On May 22 at 10:30 a.m., it was 86 degrees inside the classroom at Westowne Elementary School. According to Occupational Safety and Health Administration recommendations, office spaces should be cooled to around 75 to 79 degrees, depending on personal comfort levels and relative humidity. Baltimore County Public Schools' Department of Physical Facilities maintains a policy of cooling rooms to that range from early April until the end of the school year. If the temperature rises above 79 degrees, the building administrator is advised to contact the Department of Physical Facilities Customer Service Desk to report equipment failure. When the building is unoccupied, the temperature is maintained between 80 to 85 degrees.
Westowne is occupied, however, by about 600 sweaty students, faculty, staff and volunteers. But there is no air conditioning equipment at all. So, at 10:30 in the morning, while my children and my neighbors' children were hot and trying to learn, I was sitting at home in my air conditioned dining room on the horns of a dilemma. Should I take my children out of school at 1 p.m., as many parents who are part of Operation Squeaky Wheel, the initiative to get our school cool by next school year, were planning to do? This dedicated group of parents led by China Williams has organized a letter writing campaign, attended school board meetings, contacted local media — basically becoming a bee in the bonnet of anyone who might initiate, let alone speed up, the process that will get air conditioning in our school. My inbox blew up with e-mails from parents determined to turn up the heat, as it were, on school officials by pulling their kids out early in protest of a school whose inside temperatures would surely climb close to 90 by the end of the school day. Should I join the protest in solidarity with these committed parents?
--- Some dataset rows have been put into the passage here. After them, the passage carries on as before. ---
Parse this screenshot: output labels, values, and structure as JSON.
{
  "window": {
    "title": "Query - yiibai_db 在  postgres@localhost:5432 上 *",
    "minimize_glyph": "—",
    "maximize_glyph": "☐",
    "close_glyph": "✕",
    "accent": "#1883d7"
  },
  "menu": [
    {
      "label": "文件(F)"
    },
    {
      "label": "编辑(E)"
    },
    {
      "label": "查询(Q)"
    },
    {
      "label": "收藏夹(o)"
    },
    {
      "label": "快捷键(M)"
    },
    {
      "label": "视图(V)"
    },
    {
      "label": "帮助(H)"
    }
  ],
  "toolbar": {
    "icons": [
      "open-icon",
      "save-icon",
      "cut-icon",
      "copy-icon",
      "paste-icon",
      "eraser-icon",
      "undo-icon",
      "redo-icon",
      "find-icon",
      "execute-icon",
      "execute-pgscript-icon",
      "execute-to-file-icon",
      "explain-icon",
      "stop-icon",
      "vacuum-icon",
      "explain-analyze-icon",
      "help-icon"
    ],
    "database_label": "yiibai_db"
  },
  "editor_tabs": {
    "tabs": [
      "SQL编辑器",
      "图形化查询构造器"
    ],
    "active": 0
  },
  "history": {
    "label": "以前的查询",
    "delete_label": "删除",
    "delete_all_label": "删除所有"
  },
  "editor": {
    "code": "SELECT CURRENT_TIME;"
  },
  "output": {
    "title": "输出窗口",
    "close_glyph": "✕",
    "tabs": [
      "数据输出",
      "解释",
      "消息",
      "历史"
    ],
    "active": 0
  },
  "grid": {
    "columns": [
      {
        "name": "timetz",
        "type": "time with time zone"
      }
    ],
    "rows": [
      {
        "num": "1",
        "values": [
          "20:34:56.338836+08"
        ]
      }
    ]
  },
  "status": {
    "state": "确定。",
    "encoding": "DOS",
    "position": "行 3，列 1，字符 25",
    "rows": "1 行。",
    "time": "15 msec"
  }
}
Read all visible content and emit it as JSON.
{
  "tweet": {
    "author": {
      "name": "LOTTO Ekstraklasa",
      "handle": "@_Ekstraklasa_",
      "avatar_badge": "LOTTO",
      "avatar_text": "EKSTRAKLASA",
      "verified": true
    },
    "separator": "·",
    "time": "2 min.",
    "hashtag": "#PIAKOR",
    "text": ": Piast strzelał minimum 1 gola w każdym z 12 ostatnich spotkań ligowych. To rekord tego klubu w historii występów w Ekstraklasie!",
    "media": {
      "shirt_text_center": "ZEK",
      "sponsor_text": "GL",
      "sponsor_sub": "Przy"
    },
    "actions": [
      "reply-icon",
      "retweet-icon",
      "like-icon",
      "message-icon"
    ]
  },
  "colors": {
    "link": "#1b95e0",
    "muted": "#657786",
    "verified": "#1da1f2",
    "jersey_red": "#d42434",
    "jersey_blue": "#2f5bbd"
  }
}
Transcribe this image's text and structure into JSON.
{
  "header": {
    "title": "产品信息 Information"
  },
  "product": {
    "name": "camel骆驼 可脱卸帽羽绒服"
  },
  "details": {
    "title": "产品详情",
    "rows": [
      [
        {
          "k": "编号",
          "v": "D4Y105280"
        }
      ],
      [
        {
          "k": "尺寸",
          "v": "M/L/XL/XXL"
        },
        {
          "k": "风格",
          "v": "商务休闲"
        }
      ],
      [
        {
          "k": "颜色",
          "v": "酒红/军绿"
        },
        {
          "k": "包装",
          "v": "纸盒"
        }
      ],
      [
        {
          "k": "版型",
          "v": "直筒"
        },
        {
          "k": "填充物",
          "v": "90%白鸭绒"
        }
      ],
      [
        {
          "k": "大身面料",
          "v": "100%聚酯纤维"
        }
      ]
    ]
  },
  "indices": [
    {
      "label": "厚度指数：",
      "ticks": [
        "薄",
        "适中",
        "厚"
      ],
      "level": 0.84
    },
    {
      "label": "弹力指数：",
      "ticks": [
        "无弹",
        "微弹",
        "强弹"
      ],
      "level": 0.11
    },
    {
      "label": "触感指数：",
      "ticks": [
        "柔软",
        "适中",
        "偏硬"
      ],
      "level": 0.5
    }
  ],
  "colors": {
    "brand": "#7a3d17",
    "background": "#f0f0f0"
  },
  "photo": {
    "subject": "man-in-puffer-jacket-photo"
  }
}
Or should I throw my support, instead, in with those who have to stay in the building — the students whose parents have to work? These are students whose parents don't have easy access to transportation. Then there are the teachers who are dedicated to their classes and will soldier on with the Sisyphean task of teaching in this weather. And the administrators who will have to deal with disruptions to the school day like the kids who will complain, "It's not fair! Why do they get to go home and we have to stay in this hot building?"
Those complaints, as I imagine them, are what made my mind up. I did go take my kids out of that hot box. And it wasn't fair. It wasn't fair all around. Everyone loses in this game. For the sake of fairness, for equity in education, Westowne Elementary and all Baltimore County Public Schools should have air conditioning.